Je viens de recevoir un courrier d’une abonnée sur les « Moyens naturels de nous protéger des crises cardiaques », ce message émanerait du Dr Michel de Lorgeril dont le site est ici. Merci d’examiner par vous même le contenu, si dans mes lectures, je viens à croiser des études qui confortent ou désapprouvent le contenu ci-dessous, j’en ferrai part, mais en attendant je vous laisse le soin de lire et tirer vos propres conclusions. Pour plus de détails rendez-vous sur le site du Dr Michel de Lorgeril.

Récemment, un homme de mon âge normalement constitué et sans problèmes graves, mari d’une amie d’une collègue de ma femme a été victime d’un infarctus et a décédé de façon fulgurante laissant derrière lui une femme et deux enfants de bas âge.

Je cite,

Par le Docteur Michel de Lorgeril, cardiologue, chercheur au CNRS

La crise cardiaque commence par un malaise, généralement dans la poitrine. La personne éprouve soudain une forte douleur. Dans la moitié des cas, elle décède moins d’une heure après, sans que de quelconques secours (famille, pompiers, SAMU), aient pu intervenir. Le risque de mourir immédiatement est donc de 50 %, mais il peut monter à 80 % chez les personnes fragilisées par un mode de vie très déraisonnable : mauvaise alimentation, vie déréglée, tabagisme, manque d’exercice physique.

Quand le malaise est dans la poitrine, dans 95 % des cas, c’est le cœur.

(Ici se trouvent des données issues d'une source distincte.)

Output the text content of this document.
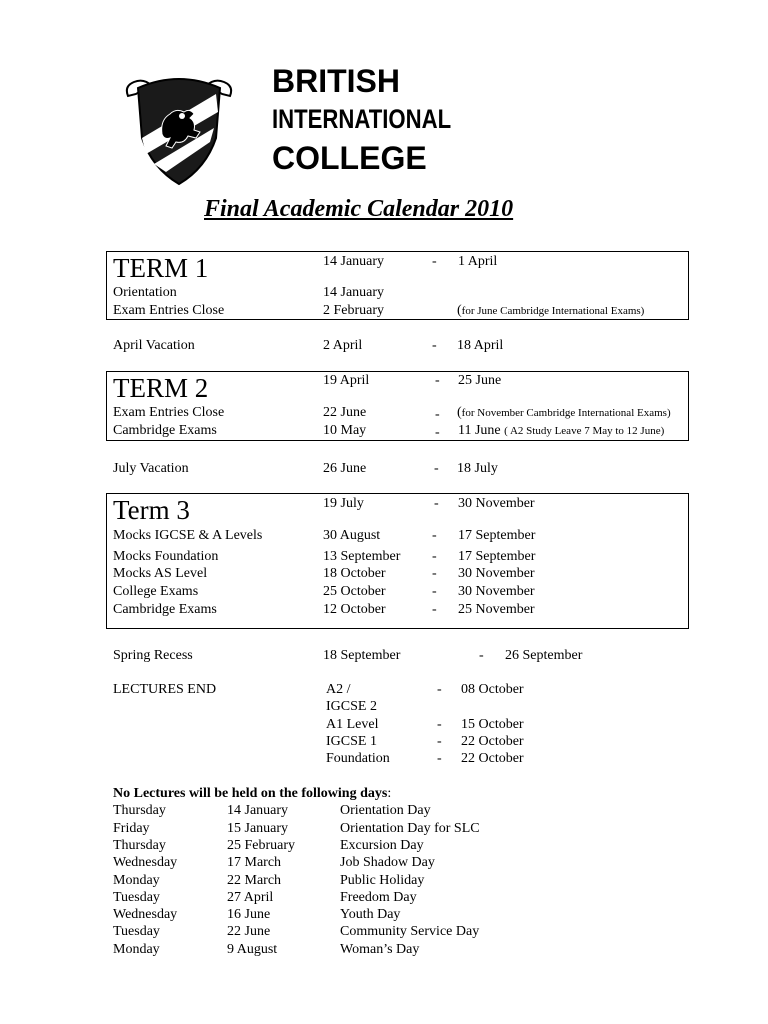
BRITISH
INTERNATIONAL
COLLEGE
Final Academic Calendar 2010
TERM 1	14 January	- 1 April
Orientation	14 January
Exam Entries Close	2 February	(for June Cambridge International Exams)
April Vacation	2 April	- 18 April
TERM 2	19 April	- 25 June
Exam Entries Close	22 June	- (for November Cambridge International Exams)
Cambridge Exams	10 May	- 11 June ( A2 Study Leave 7 May to 12 June)
July Vacation	26 June	- 18 July
Term 3	19 July	- 30 November
Mocks IGCSE & A Levels	30 August	- 17 September
Mocks Foundation	13 September - 17 September
Mocks AS Level	18 October	- 30 November
College Exams	25 October	- 30 November
Cambridge Exams	12 October	- 25 November
Spring Recess	18 September	- 26 September
LECTURES END	A2 /	- 08 October
IGCSE 2
A1 Level	- 15 October
IGCSE 1	- 22 October
Foundation	- 22 October
No Lectures will be held on the following days:
Thursday	14 January	Orientation Day
Friday	15 January	Orientation Day for SLC
Thursday	25 February	Excursion Day
Wednesday	17 March	Job Shadow Day
Monday	22 March	Public Holiday
Tuesday	27 April	Freedom Day
Wednesday	16 June	Youth Day
Tuesday	22 June	Community Service Day
Monday	9 August	Woman’s Day
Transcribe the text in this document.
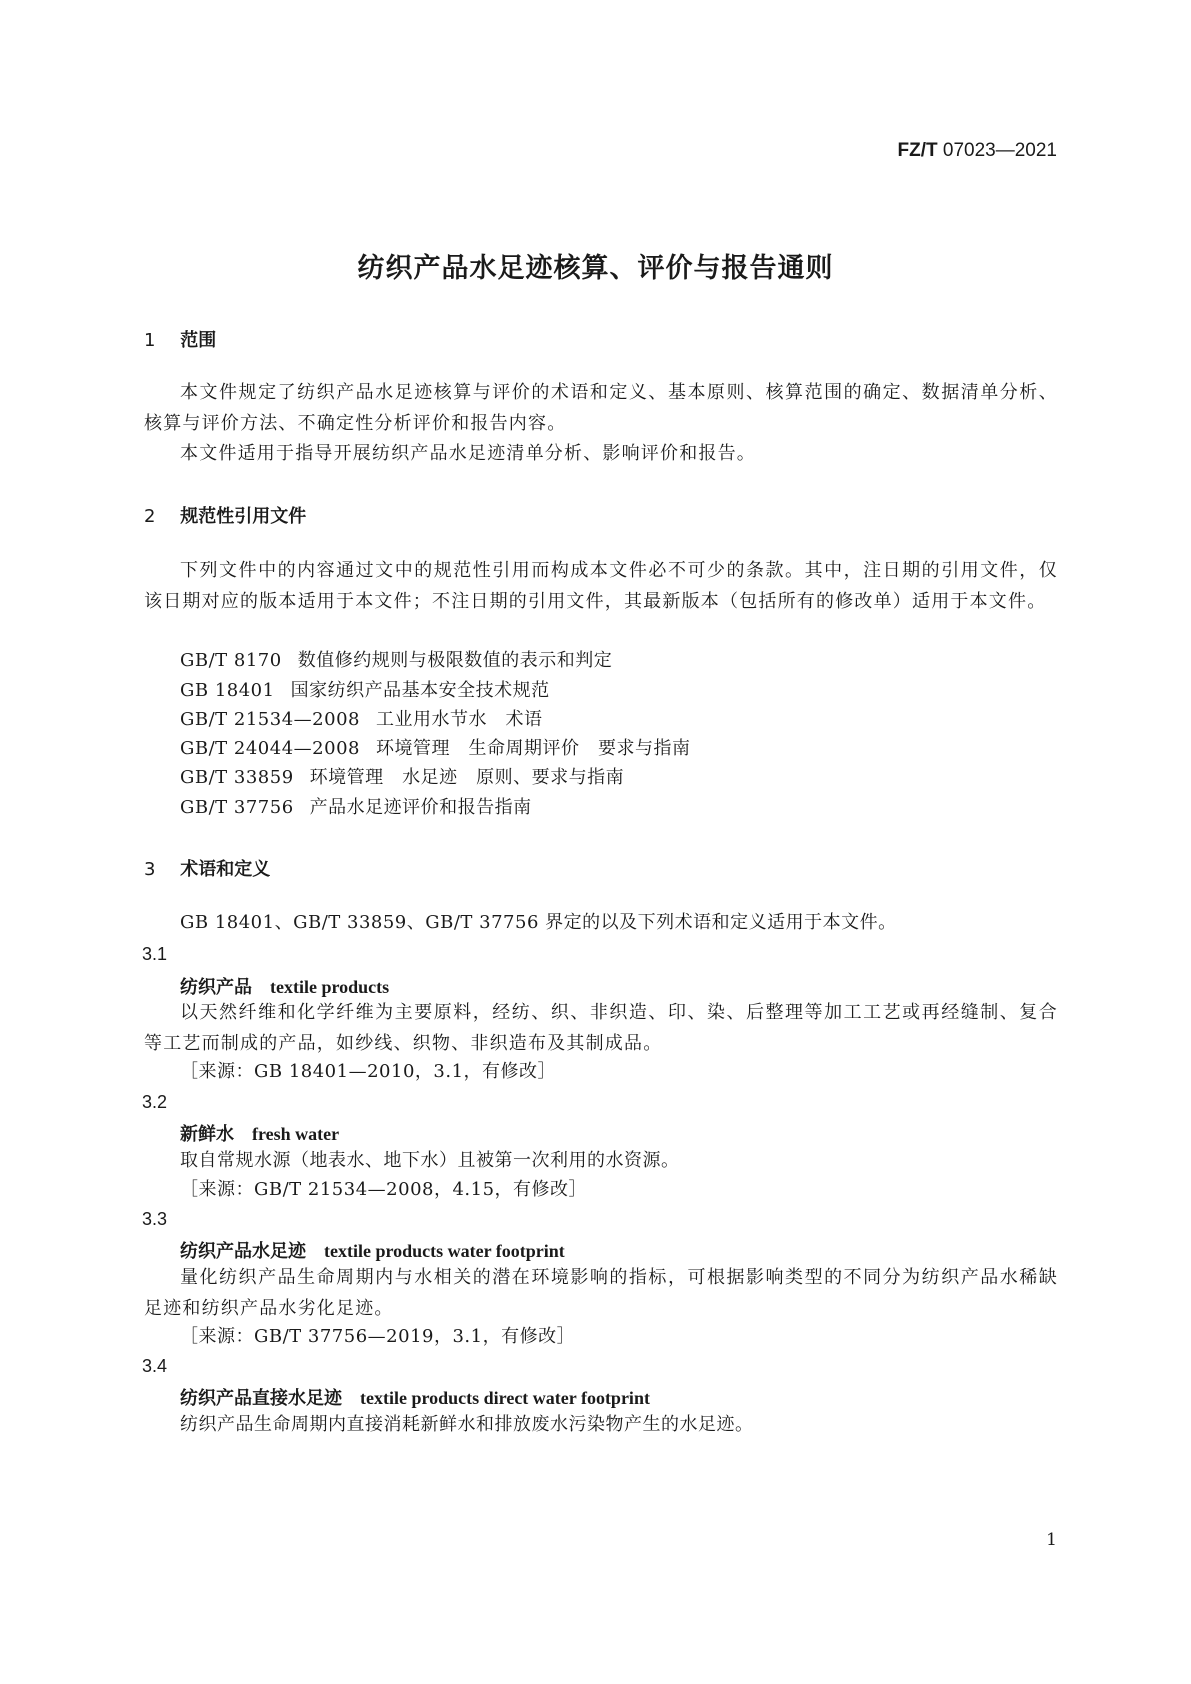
FZ/T 07023—2021
纺织产品水足迹核算、评价与报告通则
1 范围
本文件规定了纺织产品水足迹核算与评价的术语和定义、基本原则、核算范围的确定、数据清单分析、核算与评价方法、不确定性分析评价和报告内容。
本文件适用于指导开展纺织产品水足迹清单分析、影响评价和报告。
2 规范性引用文件
下列文件中的内容通过文中的规范性引用而构成本文件必不可少的条款。其中，注日期的引用文件，仅该日期对应的版本适用于本文件；不注日期的引用文件，其最新版本（包括所有的修改单）适用于本文件。
GB/T 8170 数值修约规则与极限数值的表示和判定
GB 18401 国家纺织产品基本安全技术规范
GB/T 21534—2008 工业用水节水　术语
GB/T 24044—2008 环境管理　生命周期评价　要求与指南
GB/T 33859 环境管理　水足迹　原则、要求与指南
GB/T 37756 产品水足迹评价和报告指南
3 术语和定义
GB 18401、GB/T 33859、GB/T 37756 界定的以及下列术语和定义适用于本文件。
3.1
纺织产品 textile products
以天然纤维和化学纤维为主要原料，经纺、织、非织造、印、染、后整理等加工工艺或再经缝制、复合等工艺而制成的产品，如纱线、织物、非织造布及其制成品。
［来源：GB 18401—2010，3.1，有修改］
3.2
新鲜水 fresh water
取自常规水源（地表水、地下水）且被第一次利用的水资源。
［来源：GB/T 21534—2008，4.15，有修改］
3.3
纺织产品水足迹 textile products water footprint
量化纺织产品生命周期内与水相关的潜在环境影响的指标，可根据影响类型的不同分为纺织产品水稀缺足迹和纺织产品水劣化足迹。
［来源：GB/T 37756—2019，3.1，有修改］
3.4
纺织产品直接水足迹 textile products direct water footprint
纺织产品生命周期内直接消耗新鲜水和排放废水污染物产生的水足迹。
1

Mais il y a des équivalents de ces crises qui concernent d’autres organes. La plus fréquente est l’attaque cérébrale, ou AVC, pour « Accident Vasculaire Cérébral ». La différence est qu’il n’y a pas d’arrêt cérébral comme il y a des arrêts cardiaques. Le risque de décès est donc moins grand. Par contre, le risque de rester handicapé quand on survit, et en particulier d’être paralysé, est plus élevé.

Si la personne frappée par la crise cardiaque ne meurt pas immédiatement, voici le scénario habituel, dans un pays comme la France :

Le patient lui-même ou un proche s’alarme des symptômes : douleur dans la poitrine, palpitations, essoufflement, malaise général. Il décide d’appeler les secours (SAMU, pompiers) qui se déplacent très vite (domicile, lieu de travail, lieu public). C’est rarement le patient qui se déplace… Le responsable des secours décide alors – s’il suspecte une crise cardiaque – l’hospitalisation immédiate. Parfois, on pratique sur place un électrocardiogramme qui permet d’approcher le diagnostic. Pendant le transport, le patient reçoit les premiers soins : masque à oxygène, morphine s’il souffre beaucoup, perfusion. Les sirènes de l’ambulance ou du camion de pompiers, hurlent, et le chauffeur écrase l’accélérateur. Chaque seconde compte.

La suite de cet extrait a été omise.